Martinez has been the face of both sides of that coin. In his 2004 Republican primary campaign, he accused opponent Bill McCollum of appealing to "the new darling of the homosexual extremists" because McCollum supported a hate crimes bill. The Times rescinded its recommendation of Martinez because of such slurs, which Martinez stopped airing. In the Senate, he has opposed the expansion of embryonic stem cell research and foolishly co-sponsored legislation to give the federal courts jurisdiction over the Terri Schiavo feeding tube case. As expected, the former Republican National Committee chairman's voting record closely mirrors the Bush administration's positions.

Yet there is a more appealing side to Martinez that reflects his personal warmth and independence. On Tuesday, he emotionally recounted his travels from Cuba as a teenager to foster homes in this country to a successful law practice and public office. As Florida and the nation continues to grow more diverse, he is a Hispanic role model with a friendly demeanor who is more comfortable being pragmatic than ideological. Yet that pragmatism angered more conservative members of his own party. Perhaps his most impressive effort was his work for a broad bipartisan immigration bill in 2006 and 2007 that was blocked by House Republicans. He also has defended Florida on a variety of fronts, working with Democratic Sen. Bill Nelson to protect the state's beaches from offshore drilling and voting to override a Bush veto of a water projects bill that included badly needed money for the Everglades restoration. Now that he is freed from running for re-election, Martinez should spend the next two years helping advance bipartisan solutions to the big issues facing the state and the nation.

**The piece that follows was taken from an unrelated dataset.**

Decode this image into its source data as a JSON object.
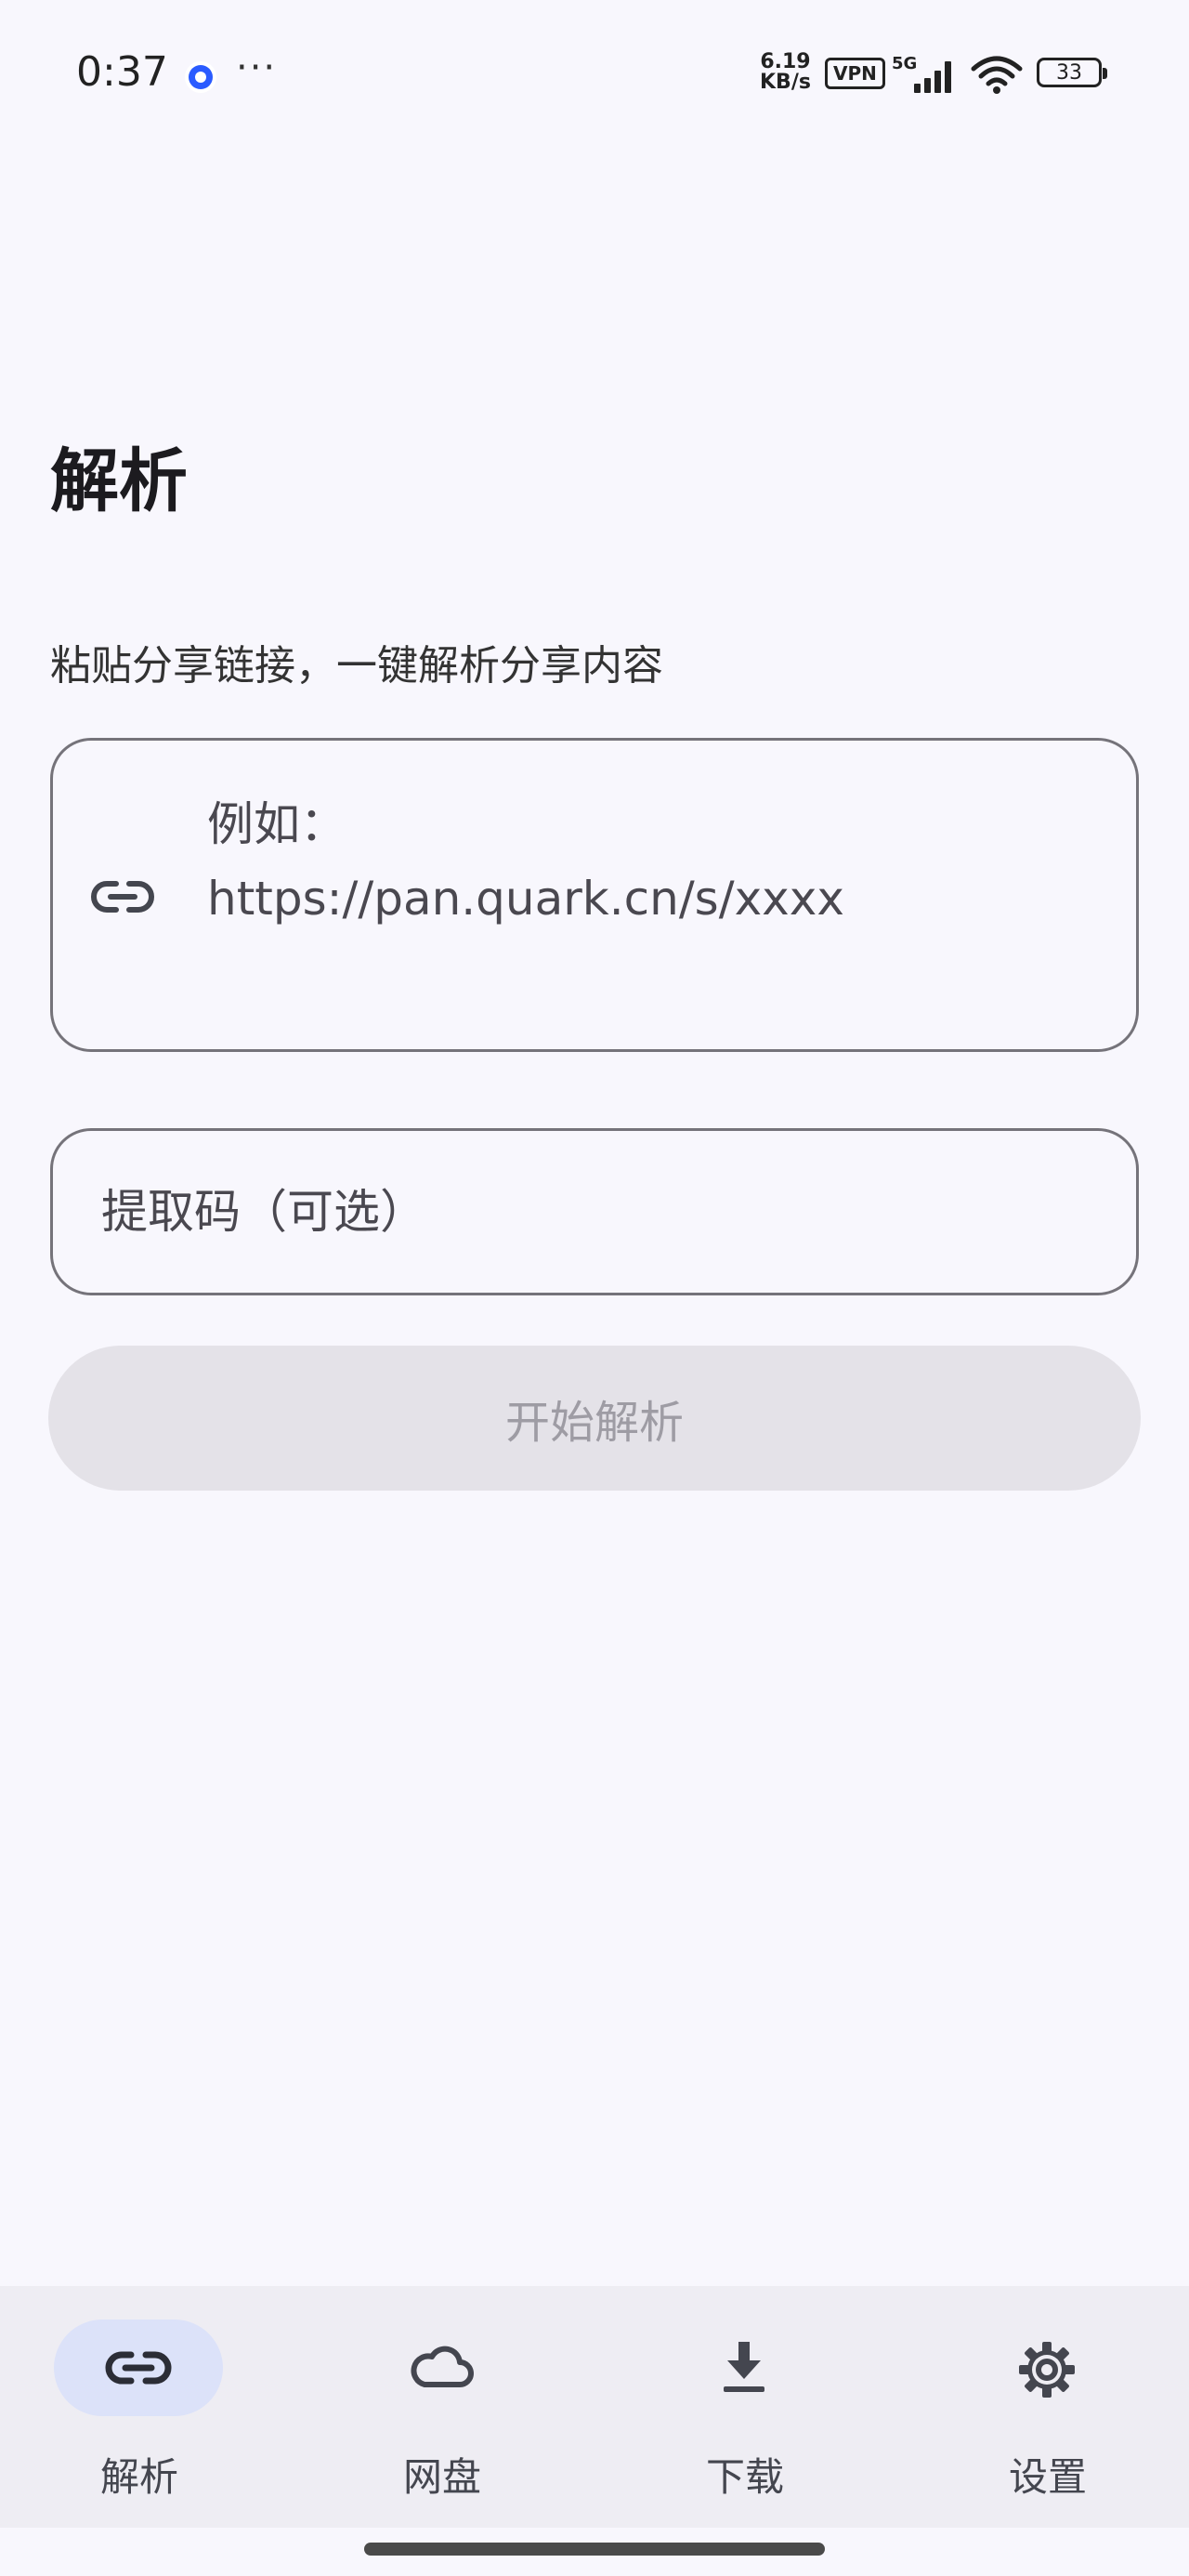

Martinez said the call to family and friends in Orlando is stronger now than the call to public service. But opinion polls showed he would be vulnerable in 2010, and his close ties to Bush would not be the asset they once were. His decision also adds more fuel to the discussion about the direction of the Republican Party. Those debates have been going on nationally following President-elect Barack Obama's victory and Democratic gains in Congress. But they also have been going on behind the scenes in Florida, where Obama won and Democrats picked up another congressional seat, a legislative seat and a greater advantage in voter registration.

Florida and the country have shifted directions since Martinez narrowly won the race for an open Senate seat in 2004. As the seat opens up again in 2010, how will Republicans respond?